The Gretta Rochelle that we hold in our heads as the tested and true document of her everyday nature is one that takes some squinting and reading between the lines to make out. It's written in a smearable, water soluble ink and a glass of water or a shot of vodka's been spilled all over it. The ink, our caricature, is bleeding this way and that, her features and attributes suddenly taking on the qualities of rivers and streams, forging across a flat, paper landscape. You see, she seems a little like a loose cannon, like she's willing to try anything. You wouldn't be surprised to see her some night with gorgeously long, flowing brown hair - something stereotypically pretty and admired, the envy of many ladies - and then the following day, she'd be standing before you with it all shaved off, save for a wave of it, now dyed bleach white.

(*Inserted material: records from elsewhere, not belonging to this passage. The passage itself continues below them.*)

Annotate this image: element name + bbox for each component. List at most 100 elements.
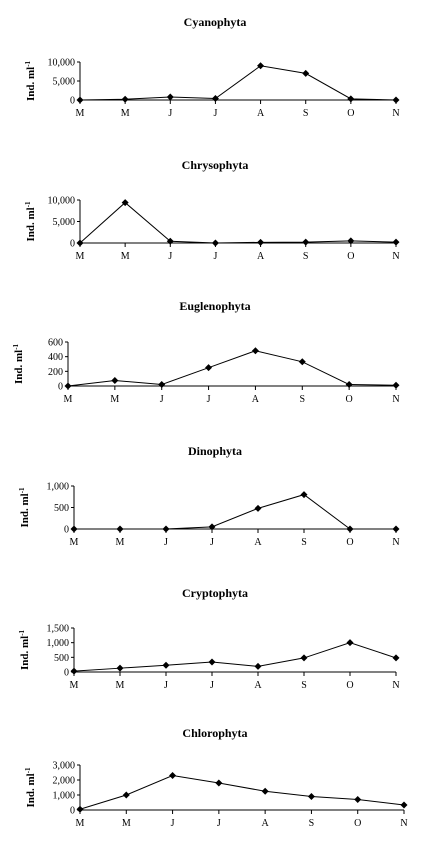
y-axis-label-superscript: -1 [18, 629, 26, 635]
y-tick-label: 400 [48, 352, 63, 363]
y-axis-label: Ind. ml-1 [24, 60, 37, 101]
chart-title: Cyanophyta [184, 15, 247, 29]
y-tick-label: 600 [48, 338, 63, 349]
y-axis-label-text: Ind. ml [19, 636, 31, 670]
data-point-marker [162, 661, 170, 669]
data-point-marker [392, 525, 400, 533]
y-tick-label: 5,000 [53, 217, 76, 228]
data-point-marker [116, 664, 124, 672]
y-axis-label: Ind. ml-1 [18, 629, 31, 670]
x-tick-label: O [354, 818, 361, 829]
chart-panel-3: Euglenophyta Ind. ml-1 0 200 400 600 M M J J A S O N [12, 299, 400, 405]
x-tick-label: A [254, 680, 262, 691]
y-tick-label: 10,000 [48, 196, 76, 207]
x-tick-label: M [64, 394, 73, 405]
x-tick-label: A [257, 108, 265, 119]
data-point-marker [116, 525, 124, 533]
x-tick-label: J [160, 394, 164, 405]
x-tick-label: S [300, 394, 306, 405]
y-axis-label-text: Ind. ml [25, 773, 37, 807]
x-tick-label: O [346, 394, 353, 405]
x-tick-label: O [346, 537, 353, 548]
x-tick-label: J [217, 818, 221, 829]
data-point-marker [254, 504, 262, 512]
y-axis-label-text: Ind. ml [25, 67, 37, 101]
data-point-marker [251, 347, 259, 355]
data-point-marker [158, 381, 166, 389]
data-point-marker [211, 239, 219, 247]
data-point-marker [302, 69, 310, 77]
chart-panel-4: Dinophyta Ind. ml-1 0 500 1,000 M M J J A S O N [18, 444, 400, 548]
x-tick-label: M [76, 251, 85, 262]
series-line [79, 65, 397, 101]
data-point-marker [76, 239, 84, 247]
data-point-marker [166, 93, 174, 101]
y-tick-label: 1,000 [47, 638, 70, 649]
chart-title: Cryptophyta [182, 586, 248, 600]
x-tick-label: J [213, 251, 217, 262]
x-tick-label: M [70, 537, 79, 548]
data-point-marker [169, 772, 177, 779]
data-point-marker [121, 199, 129, 207]
data-point-marker [298, 358, 306, 366]
data-point-marker [70, 667, 78, 675]
series-line [74, 494, 396, 530]
chart-panel-1: Cyanophyta Ind. ml-1 0 5,000 10,000 M M J J A S O N [24, 15, 400, 119]
data-point-marker [345, 381, 353, 389]
y-axis-label-superscript: -1 [24, 767, 32, 773]
x-tick-label: N [392, 251, 399, 262]
x-tick-label: M [122, 818, 131, 829]
y-axis-label: Ind. ml-1 [18, 487, 31, 528]
x-tick-label: O [346, 680, 353, 691]
data-point-marker [254, 662, 262, 670]
x-tick-label: M [121, 251, 130, 262]
data-point-marker [64, 382, 72, 390]
data-point-marker [354, 796, 362, 803]
y-axis-label-text: Ind. ml [25, 207, 37, 241]
y-tick-label: 5,000 [53, 77, 76, 88]
x-tick-label: N [392, 108, 399, 119]
x-tick-label: S [303, 251, 309, 262]
x-tick-label: J [168, 108, 172, 119]
x-tick-label: N [392, 394, 399, 405]
data-point-marker [76, 805, 84, 813]
series-line [73, 642, 397, 672]
x-tick-label: O [347, 108, 354, 119]
y-tick-label: 10,000 [48, 58, 76, 69]
data-point-marker [166, 237, 174, 245]
y-tick-label: 0 [70, 806, 75, 817]
data-point-marker [111, 377, 119, 384]
data-point-marker [346, 639, 354, 647]
y-axis-label: Ind. ml-1 [24, 201, 37, 242]
x-tick-label: J [168, 251, 172, 262]
data-point-marker [76, 96, 84, 104]
series-line [67, 350, 397, 387]
x-tick-label: M [70, 680, 79, 691]
data-point-marker [400, 801, 408, 809]
x-tick-label: J [207, 394, 211, 405]
chart-panel-5: Cryptophyta Ind. ml-1 0 500 1,000 1,500 M M J J A S… [18, 586, 400, 691]
x-tick-label: O [347, 251, 354, 262]
chart-panel-6: Chlorophyta Ind. ml-1 0 1,000 2,000 3,000 M M J J… [24, 726, 408, 829]
data-point-marker [211, 94, 219, 102]
data-point-marker [162, 525, 170, 533]
x-tick-label: J [210, 680, 214, 691]
x-tick-label: J [210, 537, 214, 548]
x-tick-label: M [116, 680, 125, 691]
y-axis-label-superscript: -1 [24, 201, 32, 207]
y-tick-label: 0 [64, 525, 69, 536]
y-tick-label: 1,000 [53, 791, 76, 802]
series-line [79, 201, 397, 244]
x-tick-label: N [400, 818, 407, 829]
data-point-marker [346, 525, 354, 533]
y-tick-label: 0 [70, 96, 75, 107]
data-point-marker [121, 95, 129, 103]
chart-panel-2: Chrysophyta Ind. ml-1 0 5,000 10,000 M M J J A S O N [24, 158, 400, 262]
y-axis-label-superscript: -1 [12, 343, 20, 349]
data-point-marker [392, 96, 400, 104]
x-tick-label: S [301, 680, 307, 691]
data-point-marker [347, 95, 355, 103]
y-tick-label: 200 [48, 367, 63, 378]
chart-title: Chlorophyta [182, 726, 247, 740]
data-point-marker [392, 238, 400, 246]
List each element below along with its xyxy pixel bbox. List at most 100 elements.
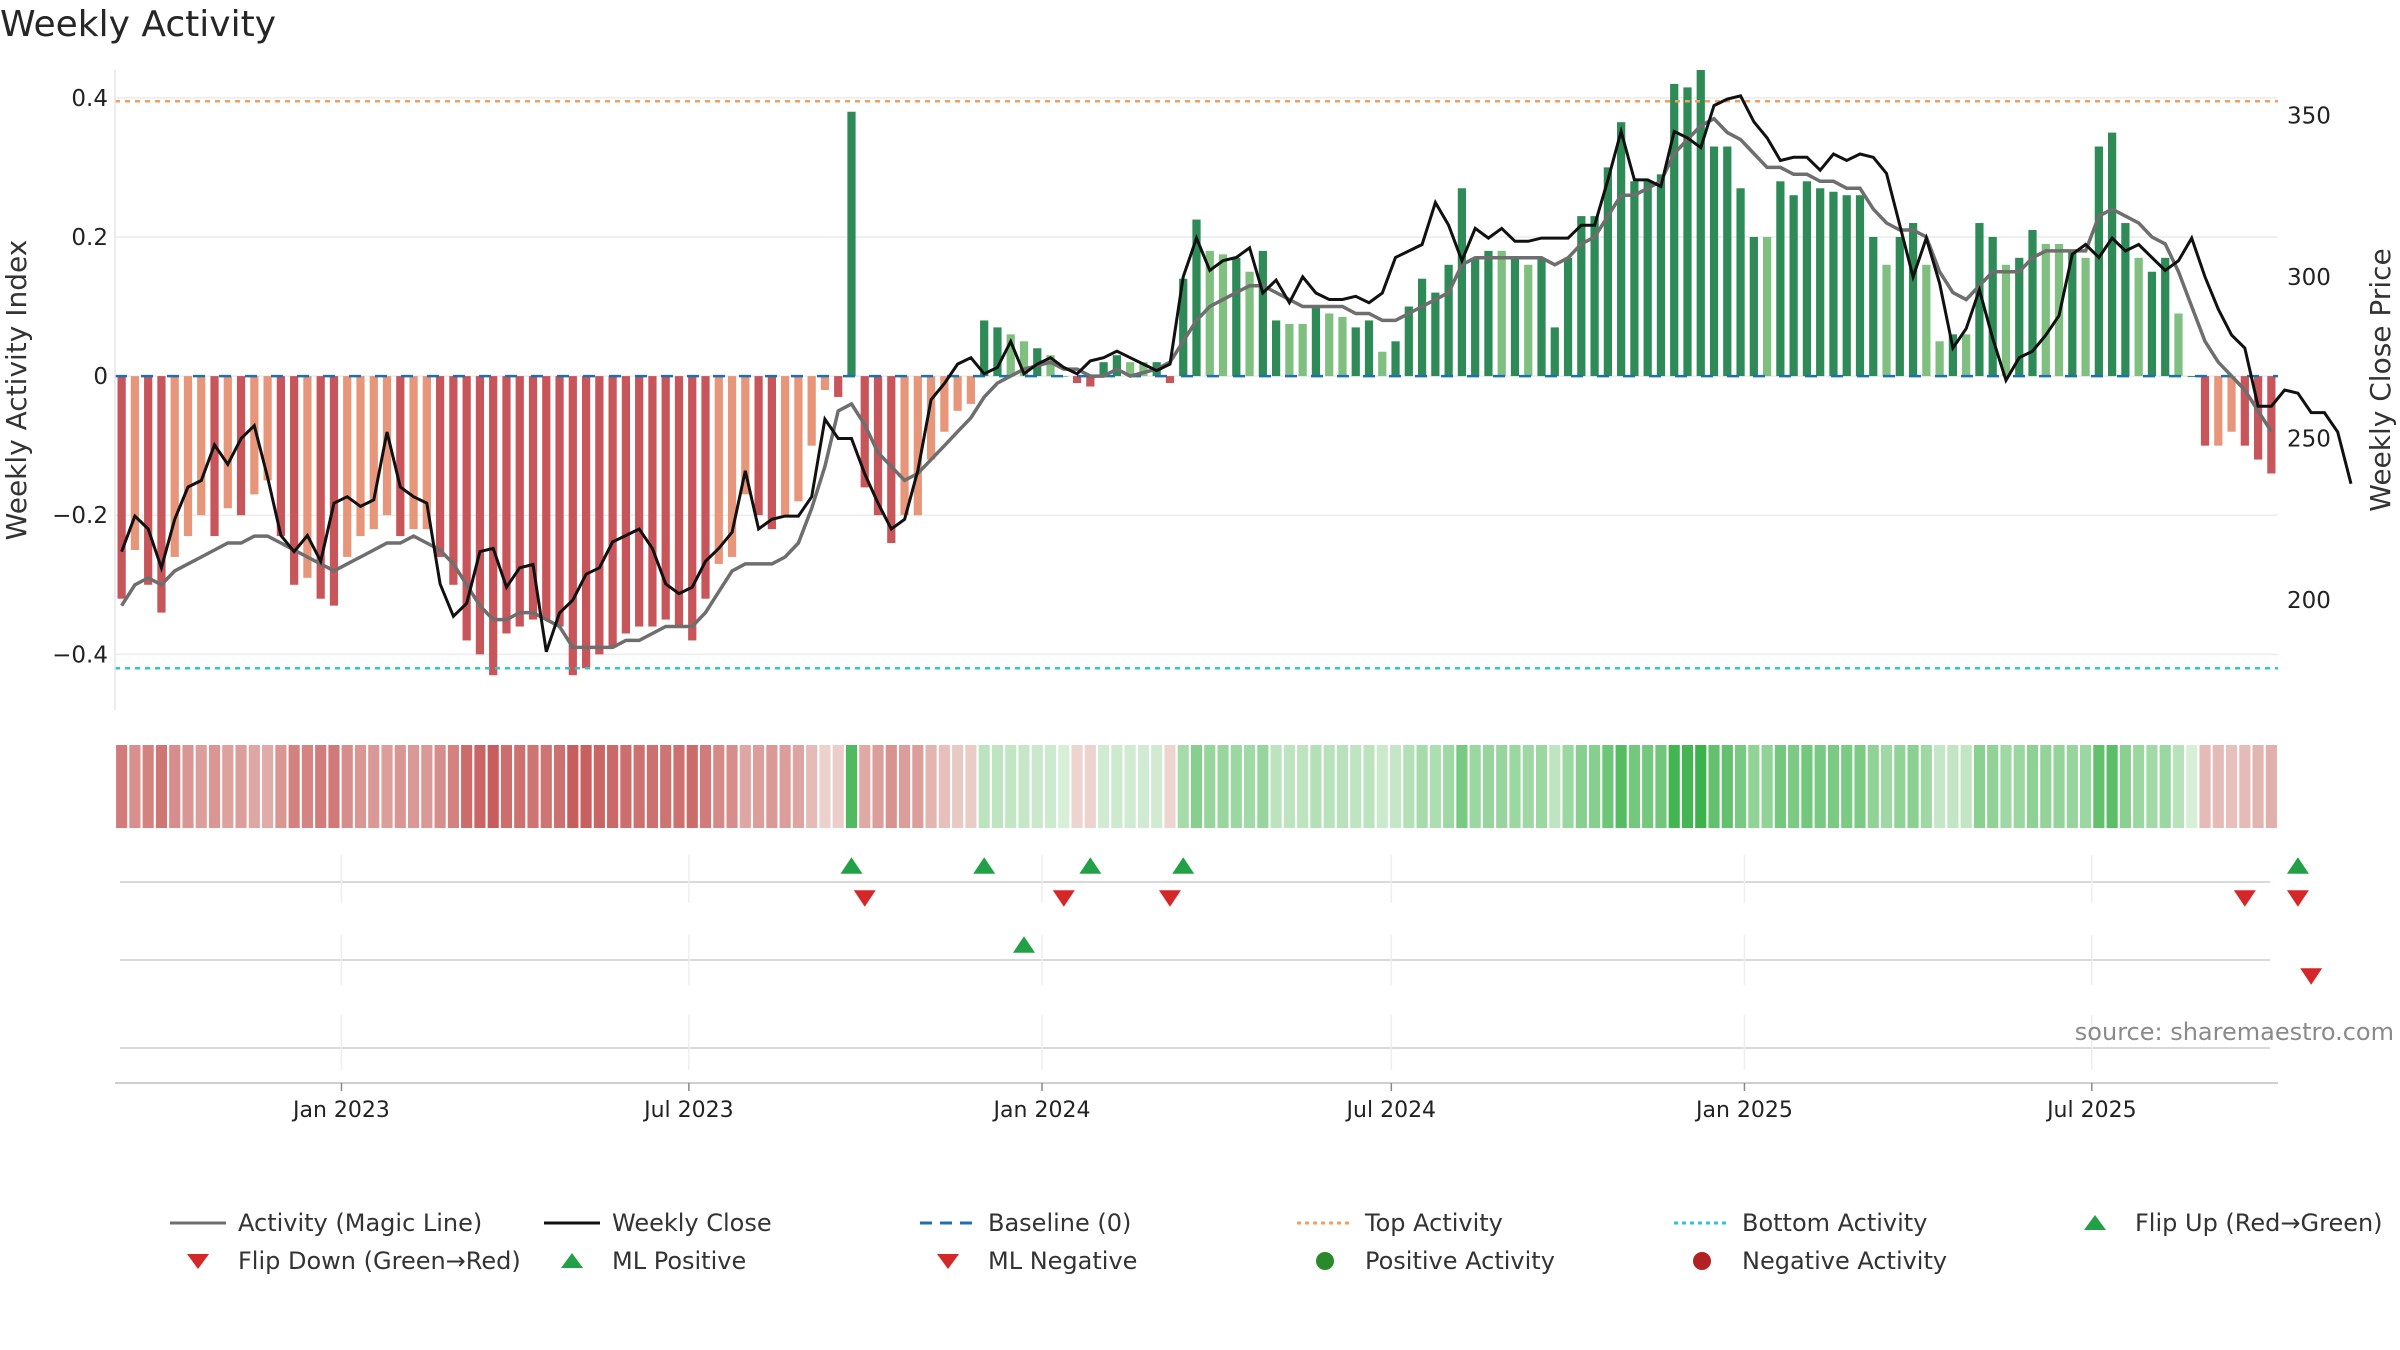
legend-item: Weekly Close [542,1208,772,1238]
activity-bar [1855,195,1865,377]
heat-cell [2212,745,2224,828]
activity-bar [781,376,790,516]
heat-cell [872,745,884,828]
activity-bar [223,376,232,509]
legend-symbol-icon [168,1208,228,1238]
heat-cell [553,745,566,828]
legend-symbol-icon [1295,1246,1355,1276]
activity-bar [1762,236,1772,377]
activity-bar [873,376,883,516]
heat-cell [1244,745,1256,828]
heat-cell [1363,745,1375,828]
legend: Activity (Magic Line) Weekly Close Baselin… [0,1208,2400,1298]
legend-symbol-icon [1672,1246,1732,1276]
heat-cell [1310,745,1322,828]
activity-bar [1404,306,1413,377]
heat-cell [2000,745,2012,828]
heat-cell [1987,745,1999,828]
x-axis: Jan 2023 Jul 2023 Jan 2024 Jul 2024 Jan 2025… [115,1082,2278,1123]
activity-bar [2187,376,2196,378]
heat-cell [1230,745,1242,828]
heat-cell [686,745,698,828]
heat-cell [1575,745,1587,828]
legend-label: Negative Activity [1742,1247,1948,1275]
heat-cell [1005,745,1017,828]
heat-cell [1934,745,1946,828]
activity-bar [1364,320,1374,377]
heat-cell [1270,745,1282,828]
activity-bar [2134,257,2143,377]
activity-bar [1723,146,1732,377]
heat-cell [819,745,831,828]
heat-cell [1336,745,1349,828]
flip-up-marker [840,857,863,874]
flip-down-marker [853,890,876,907]
activity-bar [1338,316,1347,377]
left-tick-label: 0 [93,364,108,390]
activity-bar [462,376,471,641]
weekly-close-series [120,94,2353,653]
activity-bar [834,376,843,397]
heat-cell [2265,745,2277,828]
activity-bar [1298,323,1307,377]
activity-bar [701,376,710,599]
heat-cell [182,745,194,828]
flip-down-marker [1052,890,1075,907]
activity-bar [1975,223,1984,377]
activity-bar [2147,271,2157,377]
heat-cell [859,745,871,828]
activity-bar [2094,146,2103,377]
heat-cell [1589,745,1601,828]
heat-cell [1323,745,1335,828]
reference-lines [115,100,2278,670]
flip-up-marker [2286,857,2309,874]
axes: 0.4 0.2 0 −0.2 −0.4 350 300 250 200 Weekly Activi… [0,70,2397,710]
heat-cell [633,745,645,828]
activity-bar [635,376,644,627]
heat-cell [938,745,950,828]
activity-bar [1630,181,1639,377]
heat-cell [925,745,937,828]
activity-bar [966,376,976,404]
activity-bar [1139,362,1148,377]
heat-cell [2172,745,2185,828]
heat-cell [1668,745,1680,828]
heat-cell [1350,745,1362,828]
heat-cell [1389,745,1402,828]
activity-bar [2081,257,2090,377]
heat-cell [1761,745,1773,828]
heat-cell [607,745,619,828]
heat-cell [315,745,327,828]
heat-cell [2053,745,2065,828]
activity-bar [993,327,1002,377]
activity-bar [1736,188,1745,377]
activity-bar [329,376,339,606]
legend-symbol-icon [1672,1208,1732,1238]
heat-cell [1031,745,1043,828]
heat-cell [142,745,154,828]
x-tick-label: Jul 2023 [642,1098,734,1123]
legend-item: Bottom Activity [1672,1208,1927,1238]
heat-cell [1854,745,1866,828]
heat-cell [1509,745,1521,828]
heat-cell [1814,745,1826,828]
activity-bar [913,376,922,516]
activity-bar [608,376,617,648]
flip-down-marker [1158,890,1181,907]
heat-cell [1044,745,1057,828]
heat-cell [766,745,778,828]
legend-label: Flip Up (Red→Green) [2135,1209,2383,1237]
activity-bar [1431,292,1440,377]
x-tick-label: Jan 2025 [1694,1098,1793,1123]
heat-cell [1164,745,1176,828]
activity-bar [887,376,896,544]
activity-bar [714,376,723,564]
heat-cell [2093,745,2105,828]
heat-cell [1403,745,1415,828]
legend-symbol-icon [1295,1208,1355,1238]
heat-cell [2225,745,2238,828]
heat-cell [753,745,765,828]
activity-bar [409,376,418,530]
heat-cell [965,745,977,828]
activity-bar [1019,341,1029,377]
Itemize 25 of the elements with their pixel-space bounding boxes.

It would have been done on a whim, without premeditation, just to see what it would look and feel like to do such a thing without warning. It would feel as right as anything to her. We imagine her to ache a bit inside, for something that she can't placed, for a feeling that lurches out there, hidden in the darkness. It keeps poking her and giving her ideas.

My Gold Mask, the duo that Rochelle fronts from behind her drum kit - along with guitarist Jack Armondo, is an attempt to put so many of her poetic fears and her subsequent lack of fear over them into song and it reaches us in the form of a therapy session that Bjork might have, if she ever made any sense. We're overhearing the many intermingling thoughts that are circling inside her head like vultures, descending to the ground when they think they spy some food moving around. We hear them in massively big, splattering clashes, with plenty of room to breathe.

Armondo and Rochelle work a cavernous sound that still sounds like a bedroom on nearly every song from their full-length EP, "A Thousand Voices." Rochelle has a wide-ranging voice that gives us those moments of epiphany and those moments of slight whispers into ears, meant for one and only one. They don't feel much different. It's all coming from someone who likes "violet eyes," "shooting arrows in the dark" and "rain upon your windowpane," all while following the ghosts of people. It sometimes feels as if we're out on a ghost hunt on "A Thousand Voices." We are left adrift of what we know or what we're familiar with. Rochelle makes sure that nothing ever stays too familiar.